Evangeline's routine was upset when Andrew Emerson, a friend from Bethel, showed up at the museum begging for her help. Evie refused to listen to him and sent him away. At the end of the day, she found him murdered in front of the exhibit of the Feejee Mermaid. Earlier, Jeffrey Hollister had fought with Andrew when he'd grabbed Evie to force her to listen to him and that made him the prime suspect in the murder. Evie knew he didn't do it and she was determined to prove it. She also managed to check Andrew's pockets for the paper he tried to give her when he first spoke to her before the police arrived.
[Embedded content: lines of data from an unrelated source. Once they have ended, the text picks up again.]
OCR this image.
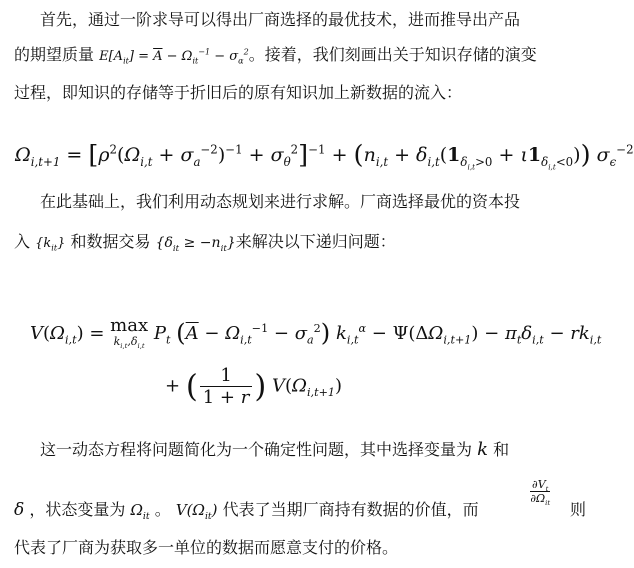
首先，通过一阶求导可以得出厂商选择的最优技术，进而推导出产品
的期望质量 $E[A_{it}] = \overline{A} - \Omega_{it}^{-1} - \sigma_\alpha^2$。接着，我们刻画出关于知识存储的演变
过程，即知识的存储等于折旧后的原有知识加上新数据的流入：
$\Omega_{i,t+1} = [\rho^2(\Omega_{i,t} + \sigma_a^{-2})^{-1} + \sigma_\theta^2]^{-1} + (n_{i,t} + \delta_{i,t}(1_{\delta_{i,t}>0} + \iota 1_{\delta_{i,t}<0}))$ $\sigma_\epsilon^{-2}$
在此基础上，我们利用动态规划来进行求解。厂商选择最优的资本投
入 $\{k_{it}\}$ 和数据交易 $\{\delta_{it} \ge -n_{it}\}$来解决以下递归问题：
$V(\Omega_{i,t}) = \max$
$k_{i,t},\delta_{i,t}$
$P_t$ $(\overline{A} - \Omega_{i,t}^{-1} - \sigma_a^2) k_{i,t}^\alpha - \Psi(\Delta\Omega_{i,t+1}) - \pi_t\delta_{i,t} - rk_{i,t}$
+ ( $\frac{1}{1 + r}$ ) $V(\Omega_{i,t+1})$
这一动态方程将问题简化为一个确定性问题，其中选择变量为 k 和
δ ，状态变量为 $\Omega_{it}$ 。 $V(\Omega_{it})$ 代表了当期厂商持有数据的价值，而
$\partial V_t$
$\partial\Omega_{it}$ 则
代表了厂商为获取多一单位的数据而愿意支付的价格。
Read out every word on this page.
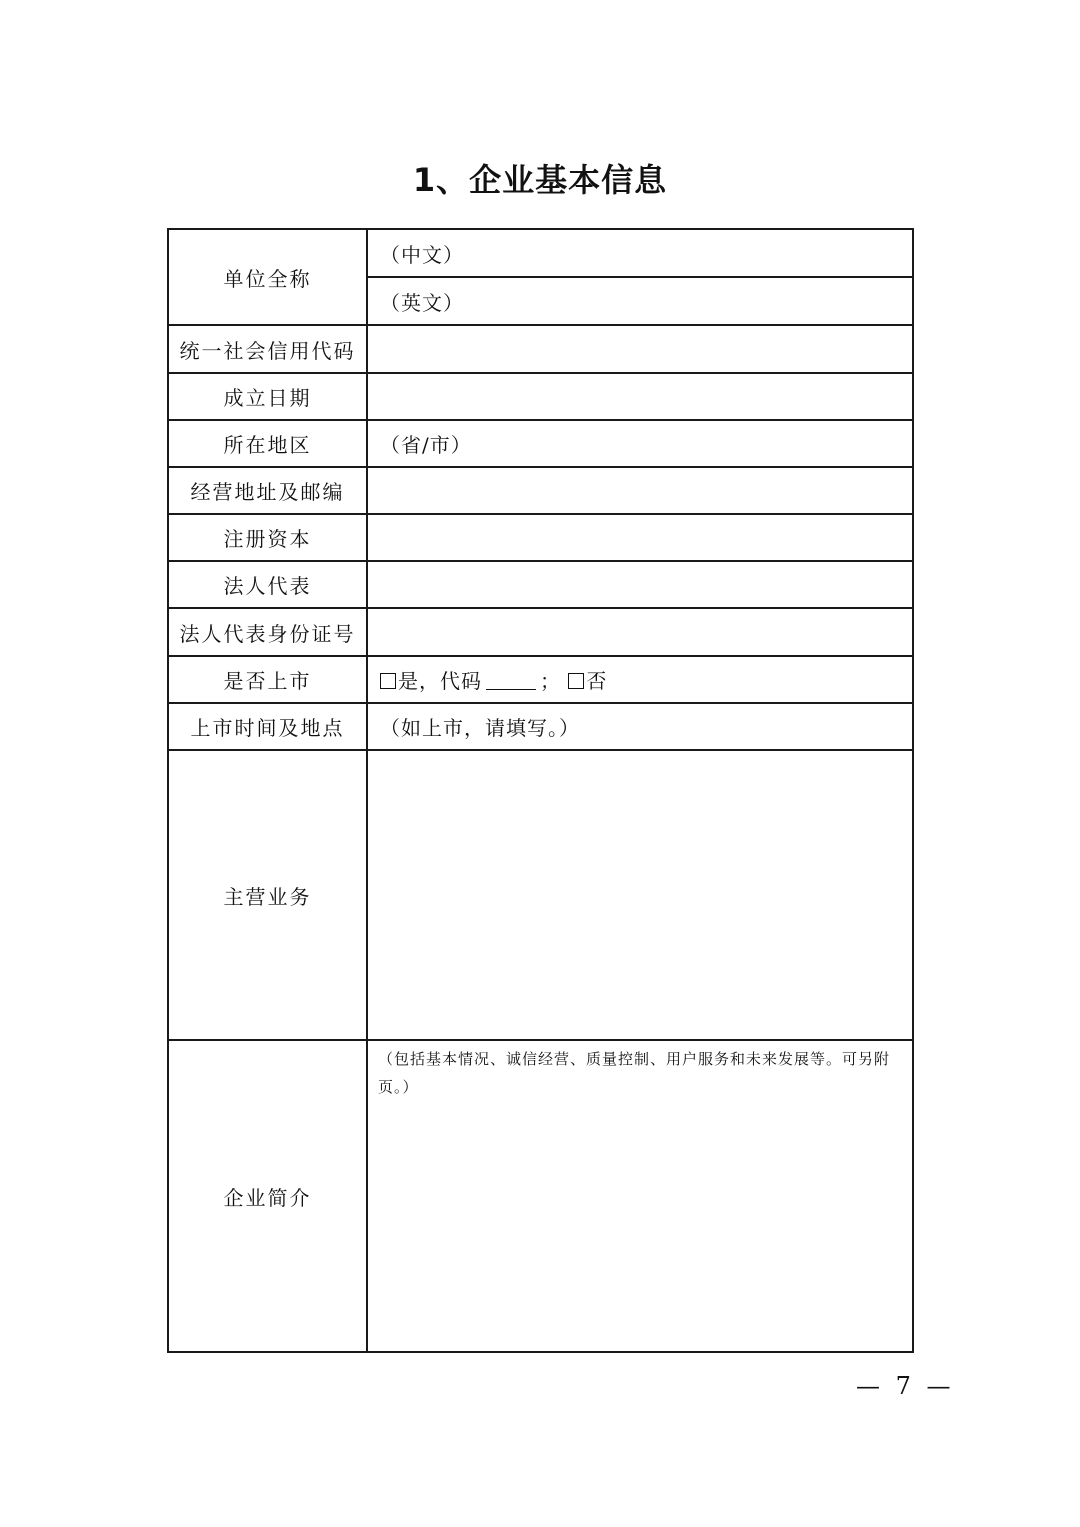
1、企业基本信息
单位全称	（中文）
	（英文）
统一社会信用代码	
成立日期	
所在地区	（省/市）
经营地址及邮编	
注册资本	
法人代表	
法人代表身份证号	
是否上市	是，代码 ； 否
上市时间及地点	（如上市，请填写。）
主营业务	
企业简介	（包括基本情况、诚信经营、质量控制、用户服务和未来发展等。可另附页。）
— 7 —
From the note, Evie learned that Andrew's sister had run away to New York with a young man that Evie knew well. So, now she had two mysteries to solve. While determined to investigate, she learns that her sister-in-law is determined to marry her off to a neighbor. It also seems that the neighbor is also determined to marry her as he needs someone to care for his children.
So, Evie needs to solve a murder, find Andrew's sister, avoid getting married, and, even more importantly, avoid getting killed herself. The tension builds as several attempts are made on Evie's life, the first one even before she manages to start her investigation. What is up with that? Coincidence? Related to the murder? Why her?
Tightly plotted with characters that are fully developed and with a lot of backstories, Smoke and Mirrors is a definite page-turner. The historical aspects of the story feel real and New York City itself becomes a major part of the story as does Barnum's American Museum and its oddities – living, fabricated, tool, or art. I'm looking forward hopefully to Evangeline Barnum's next adventure.